ピアノの生演奏がゆったりとした音色を奏でる。
先ほどよりも近くに寄り添えば、吐息が聞こえてきそう。
少し手を伸ばせば、廻の唇に指先が触れた。不思議そうに覗き込む廻の首筋には歯形が残っている。
寒月の夜に愛無が刻んだ執着の証。消えて欲しく無いもの。鏡を見る度、消えゆく色に切なくなる。
「愛無さんは、元の姿が嫌いですか?」
「どうしてかな?」
アメジストの瞳が廻を見つめる。
「さっき、人間になれたらって言ってたじゃないですか。
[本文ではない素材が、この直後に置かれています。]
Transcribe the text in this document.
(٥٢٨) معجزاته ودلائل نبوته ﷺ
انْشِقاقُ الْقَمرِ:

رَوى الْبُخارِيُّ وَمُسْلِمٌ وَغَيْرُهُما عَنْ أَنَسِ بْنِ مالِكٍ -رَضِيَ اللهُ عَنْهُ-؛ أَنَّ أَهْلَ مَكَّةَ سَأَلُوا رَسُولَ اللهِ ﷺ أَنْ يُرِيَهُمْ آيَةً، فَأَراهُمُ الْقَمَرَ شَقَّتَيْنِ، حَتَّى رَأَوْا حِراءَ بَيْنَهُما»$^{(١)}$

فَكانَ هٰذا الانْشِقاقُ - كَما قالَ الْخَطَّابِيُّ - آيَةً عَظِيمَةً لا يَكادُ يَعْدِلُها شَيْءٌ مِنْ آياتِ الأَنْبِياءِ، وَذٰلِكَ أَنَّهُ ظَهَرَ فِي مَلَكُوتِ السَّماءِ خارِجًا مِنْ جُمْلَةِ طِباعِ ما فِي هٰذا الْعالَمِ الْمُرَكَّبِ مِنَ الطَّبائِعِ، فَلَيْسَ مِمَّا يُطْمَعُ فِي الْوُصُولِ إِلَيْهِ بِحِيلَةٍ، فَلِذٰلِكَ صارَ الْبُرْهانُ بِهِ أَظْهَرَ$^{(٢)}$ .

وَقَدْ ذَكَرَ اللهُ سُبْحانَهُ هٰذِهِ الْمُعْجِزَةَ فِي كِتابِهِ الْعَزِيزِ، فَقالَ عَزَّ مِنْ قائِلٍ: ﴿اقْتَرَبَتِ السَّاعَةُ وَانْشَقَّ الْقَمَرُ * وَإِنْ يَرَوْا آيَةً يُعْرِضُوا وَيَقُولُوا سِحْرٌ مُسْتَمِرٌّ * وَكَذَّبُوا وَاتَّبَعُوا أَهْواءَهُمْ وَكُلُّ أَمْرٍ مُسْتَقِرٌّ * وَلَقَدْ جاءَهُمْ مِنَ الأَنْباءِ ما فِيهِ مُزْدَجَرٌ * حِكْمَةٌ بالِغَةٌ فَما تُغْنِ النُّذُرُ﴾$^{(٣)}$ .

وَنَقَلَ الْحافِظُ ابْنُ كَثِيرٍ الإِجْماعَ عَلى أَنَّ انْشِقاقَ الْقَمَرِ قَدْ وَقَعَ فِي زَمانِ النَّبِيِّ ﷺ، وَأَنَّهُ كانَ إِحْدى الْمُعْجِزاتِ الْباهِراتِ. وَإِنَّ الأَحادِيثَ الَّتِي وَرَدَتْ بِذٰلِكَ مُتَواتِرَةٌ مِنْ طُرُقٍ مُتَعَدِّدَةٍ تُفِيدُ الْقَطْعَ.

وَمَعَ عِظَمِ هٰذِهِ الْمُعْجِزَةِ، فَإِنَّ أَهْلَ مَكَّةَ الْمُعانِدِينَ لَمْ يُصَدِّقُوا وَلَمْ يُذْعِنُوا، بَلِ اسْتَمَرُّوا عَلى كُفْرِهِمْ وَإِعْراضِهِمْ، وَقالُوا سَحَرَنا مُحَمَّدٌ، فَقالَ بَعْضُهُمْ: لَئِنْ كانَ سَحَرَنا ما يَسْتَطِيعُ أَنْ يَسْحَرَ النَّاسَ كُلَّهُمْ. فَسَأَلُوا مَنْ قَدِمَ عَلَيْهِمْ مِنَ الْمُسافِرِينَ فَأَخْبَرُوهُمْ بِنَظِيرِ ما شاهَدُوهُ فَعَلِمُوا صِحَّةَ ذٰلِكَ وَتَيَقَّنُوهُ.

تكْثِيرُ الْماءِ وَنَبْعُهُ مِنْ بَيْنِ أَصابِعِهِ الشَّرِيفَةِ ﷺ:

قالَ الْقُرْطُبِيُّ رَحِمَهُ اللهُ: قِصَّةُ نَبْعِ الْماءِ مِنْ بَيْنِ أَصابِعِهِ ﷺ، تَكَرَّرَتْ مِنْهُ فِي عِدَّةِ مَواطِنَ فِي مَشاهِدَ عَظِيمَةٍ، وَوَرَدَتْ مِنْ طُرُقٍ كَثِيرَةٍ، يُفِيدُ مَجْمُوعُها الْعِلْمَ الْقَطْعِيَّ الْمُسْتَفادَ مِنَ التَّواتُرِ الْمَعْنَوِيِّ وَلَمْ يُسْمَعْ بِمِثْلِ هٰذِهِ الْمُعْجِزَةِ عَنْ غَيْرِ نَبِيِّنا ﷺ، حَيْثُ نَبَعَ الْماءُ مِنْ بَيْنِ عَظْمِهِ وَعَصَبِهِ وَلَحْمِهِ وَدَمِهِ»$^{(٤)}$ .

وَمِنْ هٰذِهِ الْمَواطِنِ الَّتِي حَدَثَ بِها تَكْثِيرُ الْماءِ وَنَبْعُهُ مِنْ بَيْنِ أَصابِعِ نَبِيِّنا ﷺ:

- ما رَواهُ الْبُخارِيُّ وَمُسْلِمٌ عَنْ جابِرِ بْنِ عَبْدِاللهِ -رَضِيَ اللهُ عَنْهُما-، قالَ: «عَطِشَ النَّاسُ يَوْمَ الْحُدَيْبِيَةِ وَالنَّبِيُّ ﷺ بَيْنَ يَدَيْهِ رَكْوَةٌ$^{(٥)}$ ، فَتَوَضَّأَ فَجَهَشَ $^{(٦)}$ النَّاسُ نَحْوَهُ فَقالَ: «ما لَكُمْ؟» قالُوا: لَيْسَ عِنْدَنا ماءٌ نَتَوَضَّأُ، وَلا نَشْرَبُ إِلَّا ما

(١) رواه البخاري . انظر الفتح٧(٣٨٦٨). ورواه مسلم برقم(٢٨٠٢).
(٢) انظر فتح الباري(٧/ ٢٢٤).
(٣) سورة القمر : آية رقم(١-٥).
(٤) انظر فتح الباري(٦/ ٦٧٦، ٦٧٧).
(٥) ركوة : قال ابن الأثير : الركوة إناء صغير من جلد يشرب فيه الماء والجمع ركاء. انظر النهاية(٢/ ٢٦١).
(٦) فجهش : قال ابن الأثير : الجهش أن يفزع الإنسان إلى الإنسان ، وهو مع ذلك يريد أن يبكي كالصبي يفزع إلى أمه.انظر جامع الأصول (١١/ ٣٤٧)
元の姿が障害になるって。
でも、僕は愛無さんがどんな姿だって好きですから」
「そうか。ふふ、嬉しいね」
ラズベリーのカクテルを揺らし愛無は儚く笑う。
「ねえ、愛無さん。僕からのシャイネンナハトのプレゼント受け取ってくれませんか?」
照れた様に微笑む廻に、愛無も悪戯な笑みを浮かべた。
「おやおや。嬉しいね。僕からもあるんだよ。交換しようか」
愛無が廻の手の中に開いたのはティアドロップ型のユーディアライトのペンダント。
廻が差し出した包みを開けば――
紫ノ雫
ティアドロップ型のアメジストのペンダント。二人の瞳と同じ色。邪悪なものから身を守る御守の石。迷わず帰って来られるように。廻から愛無へのシャイネンナハトのプレゼント。